According to 70-year-old Wendell Fox, he has wanted to search for diamonds since he was a child, growing up in Arkansas. While Fox is now retired and living in Montana, is dream finally came true recently while he and his wife were in the Crater of Diamonds State Park.

ABC 8 reports that it was on the second day of their first visit to the park that the couple, while searching in the East Drain area, found a large, brown diamond, lying close to a marker which indicated the spot where the park’s famous Strawn-Wagner gem was discovered back in 1990.

Newly discovered gem confirmed as a 2.78-carat diamond

Wendell told the Arkansas Department of Parks and Tourism that he was between 80 and 90 percent sure the gem was a diamond when he found it. Wendell had placed the diamond in a vial and had taken it to the Diamond Discovery Center in the park, where staff confirmed his discovery was a 2.78-carat diamond. The gem was described by a park official as being around the size of an English pea and that it had an oval shape. The color of the gem was described as a champagne brown hue.

Foxes name their diamond ‘Way out Yonder.’

Fox registered the diamond with the couple’s names, as a memento of the amazing experience of finding the gem.

Fox told local media that they plan to keep the diamond as a souvenir of their visit to the park and might get it mounted in jewelry. He said the visit to the park was a great experience, but that finding the diamond was “the icing on the cake.” The Foxes dubbed their diamond the “Way out Yonder” in tribute to their new home in Montana.

Waymon Cox of the Crater of Diamonds State Park said in a statement was it wasn’t surprising Fox found the diamond while surface searching. He said there has been a lot of rain in the park this spring and so far 11 diamonds have been found on the surface of the soil and registered with them in May. Reportedly personnel in the park regularly plow in the diamond search area to assist natural erosion and loosen the soil.
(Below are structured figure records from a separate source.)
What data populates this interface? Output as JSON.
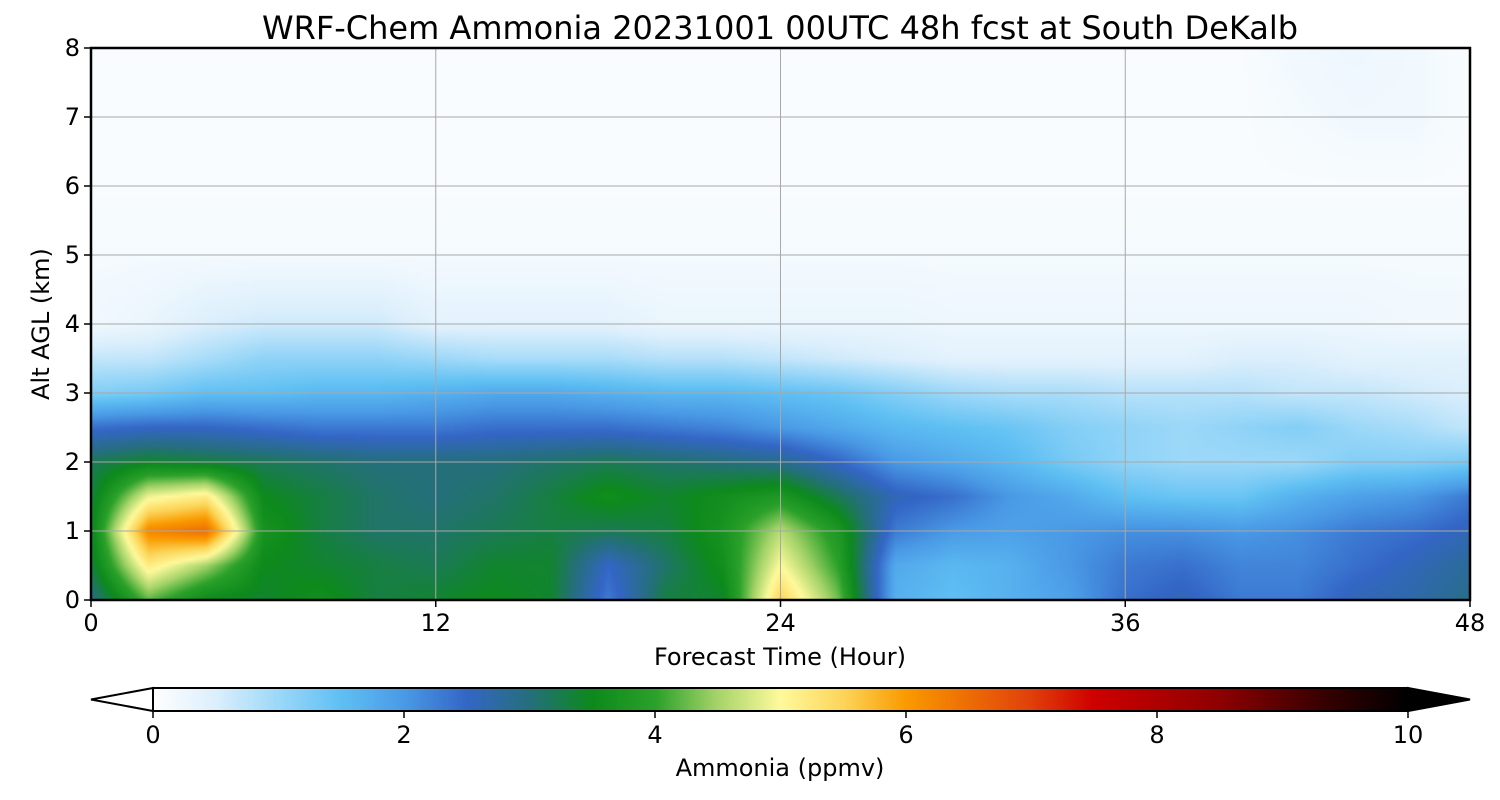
{
  "chart_data": {
    "type": "heatmap",
    "title": "WRF-Chem Ammonia  20231001 00UTC 48h fcst at South DeKalb",
    "xlabel": "Forecast Time (Hour)",
    "ylabel": "Alt AGL (km)",
    "xlim": [
      0,
      48
    ],
    "ylim": [
      0,
      8
    ],
    "xticks": [
      "0",
      "12",
      "24",
      "36",
      "48"
    ],
    "yticks": [
      "0",
      "1",
      "2",
      "3",
      "4",
      "5",
      "6",
      "7",
      "8"
    ],
    "grid": true,
    "colorbar": {
      "label": "Ammonia  (ppmv)",
      "min": 0,
      "max": 10,
      "ticks": [
        "0",
        "2",
        "4",
        "6",
        "8",
        "10"
      ],
      "extend": "both",
      "stops": [
        {
          "v": 0.0,
          "c": "#ffffff"
        },
        {
          "v": 0.5,
          "c": "#dceffc"
        },
        {
          "v": 1.0,
          "c": "#9cd8f8"
        },
        {
          "v": 1.5,
          "c": "#5fc0f3"
        },
        {
          "v": 2.0,
          "c": "#4a9ae6"
        },
        {
          "v": 2.5,
          "c": "#3466c6"
        },
        {
          "v": 3.0,
          "c": "#256f7c"
        },
        {
          "v": 3.5,
          "c": "#0d8a1c"
        },
        {
          "v": 4.0,
          "c": "#2ba12a"
        },
        {
          "v": 4.5,
          "c": "#a6d46a"
        },
        {
          "v": 5.0,
          "c": "#fffa9c"
        },
        {
          "v": 5.5,
          "c": "#fcd55a"
        },
        {
          "v": 6.0,
          "c": "#fa9a00"
        },
        {
          "v": 7.0,
          "c": "#e0400a"
        },
        {
          "v": 7.5,
          "c": "#cf0000"
        },
        {
          "v": 8.5,
          "c": "#8e0000"
        },
        {
          "v": 9.3,
          "c": "#3a0000"
        },
        {
          "v": 10.0,
          "c": "#000000"
        }
      ]
    },
    "x_hours": [
      0,
      2,
      4,
      6,
      8,
      10,
      12,
      14,
      16,
      18,
      20,
      22,
      24,
      26,
      28,
      30,
      32,
      34,
      36,
      38,
      40,
      42,
      44,
      46,
      48
    ],
    "z_km": [
      0,
      0.5,
      1,
      1.5,
      2,
      2.5,
      3,
      3.5,
      4,
      5,
      6,
      7,
      8
    ],
    "values_ppmv": [
      [
        2.9,
        4.2,
        3.5,
        3.4,
        3.6,
        3.3,
        3.4,
        3.5,
        3.4,
        2.3,
        3.3,
        3.4,
        5.5,
        4.3,
        1.7,
        1.5,
        1.7,
        1.9,
        2.4,
        2.6,
        2.3,
        2.3,
        2.6,
        2.7,
        2.9
      ],
      [
        3.3,
        5.2,
        4.5,
        3.5,
        3.4,
        3.3,
        3.2,
        3.4,
        3.4,
        2.5,
        3.1,
        3.6,
        5.0,
        4.0,
        1.8,
        1.6,
        1.7,
        2.0,
        2.3,
        2.4,
        2.2,
        2.2,
        2.4,
        2.6,
        2.8
      ],
      [
        3.4,
        6.2,
        6.5,
        3.7,
        3.3,
        3.1,
        3.1,
        3.2,
        3.3,
        3.2,
        3.3,
        3.7,
        4.6,
        3.8,
        2.3,
        2.0,
        1.9,
        2.0,
        2.1,
        2.1,
        2.0,
        2.1,
        2.3,
        2.4,
        2.6
      ],
      [
        3.3,
        4.9,
        5.2,
        3.5,
        3.3,
        3.1,
        3.0,
        3.1,
        3.3,
        3.6,
        3.4,
        3.6,
        3.8,
        3.2,
        2.6,
        2.4,
        2.0,
        1.8,
        1.5,
        1.4,
        1.4,
        1.7,
        1.9,
        2.0,
        2.3
      ],
      [
        3.2,
        3.4,
        3.3,
        3.2,
        3.1,
        3.0,
        3.0,
        3.0,
        3.1,
        3.2,
        3.1,
        3.0,
        2.9,
        2.5,
        2.0,
        1.8,
        1.6,
        1.3,
        1.1,
        1.0,
        1.0,
        1.0,
        1.2,
        1.2,
        1.3
      ],
      [
        2.4,
        2.5,
        2.5,
        2.4,
        2.3,
        2.3,
        2.3,
        2.4,
        2.4,
        2.4,
        2.3,
        2.2,
        2.0,
        1.8,
        1.6,
        1.5,
        1.4,
        1.2,
        1.1,
        1.0,
        1.1,
        1.2,
        1.0,
        0.9,
        0.7
      ],
      [
        1.2,
        1.3,
        1.5,
        1.5,
        1.6,
        1.6,
        1.7,
        1.8,
        1.8,
        1.7,
        1.6,
        1.6,
        1.5,
        1.4,
        1.2,
        1.0,
        0.9,
        0.9,
        0.8,
        0.8,
        0.8,
        0.7,
        0.7,
        0.6,
        0.5
      ],
      [
        0.7,
        0.7,
        0.9,
        1.1,
        1.1,
        1.1,
        1.0,
        0.9,
        0.9,
        0.9,
        0.8,
        0.8,
        0.7,
        0.6,
        0.5,
        0.4,
        0.4,
        0.4,
        0.4,
        0.4,
        0.5,
        0.5,
        0.4,
        0.4,
        0.4
      ],
      [
        0.2,
        0.3,
        0.5,
        0.6,
        0.6,
        0.6,
        0.4,
        0.4,
        0.4,
        0.4,
        0.3,
        0.3,
        0.3,
        0.3,
        0.3,
        0.25,
        0.25,
        0.25,
        0.25,
        0.25,
        0.25,
        0.25,
        0.25,
        0.2,
        0.2
      ],
      [
        0.15,
        0.15,
        0.15,
        0.15,
        0.15,
        0.15,
        0.15,
        0.15,
        0.15,
        0.15,
        0.15,
        0.15,
        0.15,
        0.15,
        0.15,
        0.15,
        0.15,
        0.15,
        0.15,
        0.15,
        0.15,
        0.15,
        0.15,
        0.15,
        0.15
      ],
      [
        0.1,
        0.1,
        0.1,
        0.1,
        0.1,
        0.1,
        0.1,
        0.1,
        0.1,
        0.1,
        0.1,
        0.1,
        0.1,
        0.1,
        0.1,
        0.1,
        0.1,
        0.1,
        0.1,
        0.1,
        0.1,
        0.1,
        0.1,
        0.1,
        0.1
      ],
      [
        0.1,
        0.1,
        0.1,
        0.1,
        0.1,
        0.1,
        0.1,
        0.1,
        0.1,
        0.1,
        0.1,
        0.1,
        0.1,
        0.1,
        0.1,
        0.1,
        0.1,
        0.1,
        0.1,
        0.1,
        0.1,
        0.15,
        0.2,
        0.2,
        0.1
      ],
      [
        0.1,
        0.1,
        0.1,
        0.1,
        0.1,
        0.1,
        0.1,
        0.1,
        0.1,
        0.1,
        0.1,
        0.1,
        0.1,
        0.1,
        0.1,
        0.1,
        0.1,
        0.1,
        0.1,
        0.1,
        0.1,
        0.2,
        0.25,
        0.2,
        0.1
      ]
    ]
  }
}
Second largest diamond to be found this year in the park

According to a report by Arkansas Online, the Fox’s diamond was the second largest to be registered with the state park this year. Kalel Langford of Centerton, AR., discovered a 7.44-carat brown diamond on March 11, which he dubbed “Superman’s Diamond.” During May, Victoria Brodski of Tulsa, OK. was lucky to find what she called the “Michelangelo Diamond,” a 2.65-carat brown gem.

So far in 2017, 209 diamonds have been found and registered at the Crater of Diamonds State Park, weighing in at an impressive total of 52.08 carats.